Michael-F-Bryan / rust-ffi-guide

A guide for doing FFI using Rust
https://michael-f-bryan.github.io/rust-ffi-guide/
Creative Commons Zero v1.0 Universal
282 stars 18 forks source link

Catching *nix signals (segfault in particular)? #63

Closed TheDan64 closed 6 years ago

TheDan64 commented 6 years ago

As part of supporting multiple versions of LLVM in inkwell, I ran into a case where perfectly valid input to a certain function for non existent data (similar to looking up a key that doesn't exist in a hash table) would cause a segfault in a small subset of versions of LLVM. This is presumably a LLVM bug since it works fine in previous versions.

Thinking about this, I'm wondering: How terrible of an idea is it to set up a signal handler(IE via the signal crate) to catch that segfault and return the error case that I would have normally returned in LLVM versions that don't segfault?

I'm thinking at best the segfault could just be a null pointer dereference, but in the worst case it could have done something crazy like corrupted the whole stack...

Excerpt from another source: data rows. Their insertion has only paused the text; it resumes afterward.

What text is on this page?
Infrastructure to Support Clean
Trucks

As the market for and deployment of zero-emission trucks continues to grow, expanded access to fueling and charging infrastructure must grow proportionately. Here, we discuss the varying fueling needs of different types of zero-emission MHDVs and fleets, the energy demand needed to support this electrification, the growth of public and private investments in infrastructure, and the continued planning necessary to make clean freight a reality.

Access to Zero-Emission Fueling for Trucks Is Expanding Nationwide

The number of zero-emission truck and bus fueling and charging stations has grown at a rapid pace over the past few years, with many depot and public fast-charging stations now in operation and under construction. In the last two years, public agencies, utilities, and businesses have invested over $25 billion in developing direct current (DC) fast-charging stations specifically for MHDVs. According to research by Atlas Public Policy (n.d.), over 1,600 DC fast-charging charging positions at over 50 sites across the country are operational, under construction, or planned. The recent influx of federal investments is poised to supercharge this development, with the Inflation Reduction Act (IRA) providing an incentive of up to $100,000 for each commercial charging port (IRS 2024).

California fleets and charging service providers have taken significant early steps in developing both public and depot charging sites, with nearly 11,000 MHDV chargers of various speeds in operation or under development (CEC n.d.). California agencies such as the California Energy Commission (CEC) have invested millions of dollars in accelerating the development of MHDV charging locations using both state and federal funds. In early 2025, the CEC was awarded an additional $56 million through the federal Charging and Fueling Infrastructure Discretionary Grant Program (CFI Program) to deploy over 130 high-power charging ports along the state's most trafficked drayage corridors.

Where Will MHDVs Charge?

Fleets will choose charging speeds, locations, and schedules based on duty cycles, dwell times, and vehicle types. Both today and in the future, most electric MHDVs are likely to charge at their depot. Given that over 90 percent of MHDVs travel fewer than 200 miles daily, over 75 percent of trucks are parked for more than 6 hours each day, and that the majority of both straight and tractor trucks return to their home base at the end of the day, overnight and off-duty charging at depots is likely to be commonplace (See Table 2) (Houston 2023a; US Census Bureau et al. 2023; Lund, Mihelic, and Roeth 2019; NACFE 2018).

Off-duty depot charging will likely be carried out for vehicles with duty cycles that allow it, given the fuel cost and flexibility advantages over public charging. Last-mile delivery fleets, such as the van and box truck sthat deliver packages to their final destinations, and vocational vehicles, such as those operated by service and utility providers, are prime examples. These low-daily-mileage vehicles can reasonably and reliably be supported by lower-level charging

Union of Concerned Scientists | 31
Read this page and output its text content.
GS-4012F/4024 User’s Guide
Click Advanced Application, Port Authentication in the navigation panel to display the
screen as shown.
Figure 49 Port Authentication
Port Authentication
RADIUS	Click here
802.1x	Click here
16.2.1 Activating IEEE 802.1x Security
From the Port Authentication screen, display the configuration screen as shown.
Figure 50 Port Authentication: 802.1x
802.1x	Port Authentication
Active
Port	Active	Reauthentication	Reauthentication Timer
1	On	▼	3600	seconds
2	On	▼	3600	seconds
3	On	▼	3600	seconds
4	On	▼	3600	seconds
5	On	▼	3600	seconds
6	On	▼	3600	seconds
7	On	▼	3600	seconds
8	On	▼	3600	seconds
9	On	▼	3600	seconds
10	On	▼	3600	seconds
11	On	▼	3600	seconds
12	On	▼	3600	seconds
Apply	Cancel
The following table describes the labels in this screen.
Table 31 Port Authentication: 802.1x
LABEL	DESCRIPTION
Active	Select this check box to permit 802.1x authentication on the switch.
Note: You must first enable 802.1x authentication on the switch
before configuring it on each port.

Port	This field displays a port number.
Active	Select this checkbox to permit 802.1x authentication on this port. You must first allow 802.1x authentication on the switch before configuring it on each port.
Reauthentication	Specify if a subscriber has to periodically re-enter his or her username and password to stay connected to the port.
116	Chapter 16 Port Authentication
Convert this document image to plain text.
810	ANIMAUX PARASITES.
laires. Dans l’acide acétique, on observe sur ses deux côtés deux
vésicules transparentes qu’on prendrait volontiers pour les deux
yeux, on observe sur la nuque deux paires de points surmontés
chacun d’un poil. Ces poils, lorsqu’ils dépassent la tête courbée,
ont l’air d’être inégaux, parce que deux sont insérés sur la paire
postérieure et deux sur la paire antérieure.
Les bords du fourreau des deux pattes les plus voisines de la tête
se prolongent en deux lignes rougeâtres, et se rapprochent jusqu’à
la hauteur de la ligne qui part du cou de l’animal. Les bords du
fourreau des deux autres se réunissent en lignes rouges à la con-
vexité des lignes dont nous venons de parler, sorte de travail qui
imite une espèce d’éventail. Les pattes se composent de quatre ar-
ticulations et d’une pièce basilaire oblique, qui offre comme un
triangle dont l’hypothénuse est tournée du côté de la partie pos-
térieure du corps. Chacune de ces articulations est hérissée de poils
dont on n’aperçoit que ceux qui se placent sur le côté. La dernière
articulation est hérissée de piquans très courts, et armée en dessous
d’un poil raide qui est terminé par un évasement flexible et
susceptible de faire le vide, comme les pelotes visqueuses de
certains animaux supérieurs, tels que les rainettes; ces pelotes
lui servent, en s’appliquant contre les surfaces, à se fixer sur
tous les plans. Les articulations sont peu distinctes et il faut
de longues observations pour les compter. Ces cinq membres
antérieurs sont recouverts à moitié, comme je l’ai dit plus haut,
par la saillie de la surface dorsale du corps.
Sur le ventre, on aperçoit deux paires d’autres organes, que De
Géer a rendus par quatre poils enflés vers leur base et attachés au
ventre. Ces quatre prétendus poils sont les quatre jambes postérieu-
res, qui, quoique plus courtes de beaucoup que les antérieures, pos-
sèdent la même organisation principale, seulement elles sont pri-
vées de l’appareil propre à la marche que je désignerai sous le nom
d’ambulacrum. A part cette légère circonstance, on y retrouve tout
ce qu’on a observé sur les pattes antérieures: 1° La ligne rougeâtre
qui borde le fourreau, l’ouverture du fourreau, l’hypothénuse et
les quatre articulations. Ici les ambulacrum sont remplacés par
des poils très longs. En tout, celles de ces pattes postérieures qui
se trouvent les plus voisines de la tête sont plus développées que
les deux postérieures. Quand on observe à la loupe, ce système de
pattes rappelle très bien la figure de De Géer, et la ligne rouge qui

Is this a crazy idea? What if I first look at the LLVM source code and am able to verify that the bug(maybe there's a fix I can look at in a newer version)'s segfault is relatively harmless in each offending version (ie null ptr deref or reading (but not writing) to invalid memory?).

Michael-F-Bryan commented 6 years ago

I believe the common belief is that you shouldn't try to "catch" a segfault or mask it in any way. The way I've heard it described, segfaults are just another way to find out there's a programming bug somewhere so the correct thing to do would be to crash loudly so someone can fix the bug.

That said, because you want to still support the segfaulting versions you'll probably want to do something so users don't encounter segfaults during normal use. I can think of a couple ways to deal with the issue while still supporting the offending versions, listed from least to most hacky:


EDIT: I did a little googling and came across this C++ thread. I think one of their comments summarizes things quite well.

You can't catch segfaults. Segfaults lead to undefined behavior - period (err, actually segfaults are the result of operations also leading to undefined behavior. Anyways, if you got a segfault, you also got undefined behavior invoked, so it doesn't really matter...). And the OS takes control from your program ASAP, which actually is a Good Thing.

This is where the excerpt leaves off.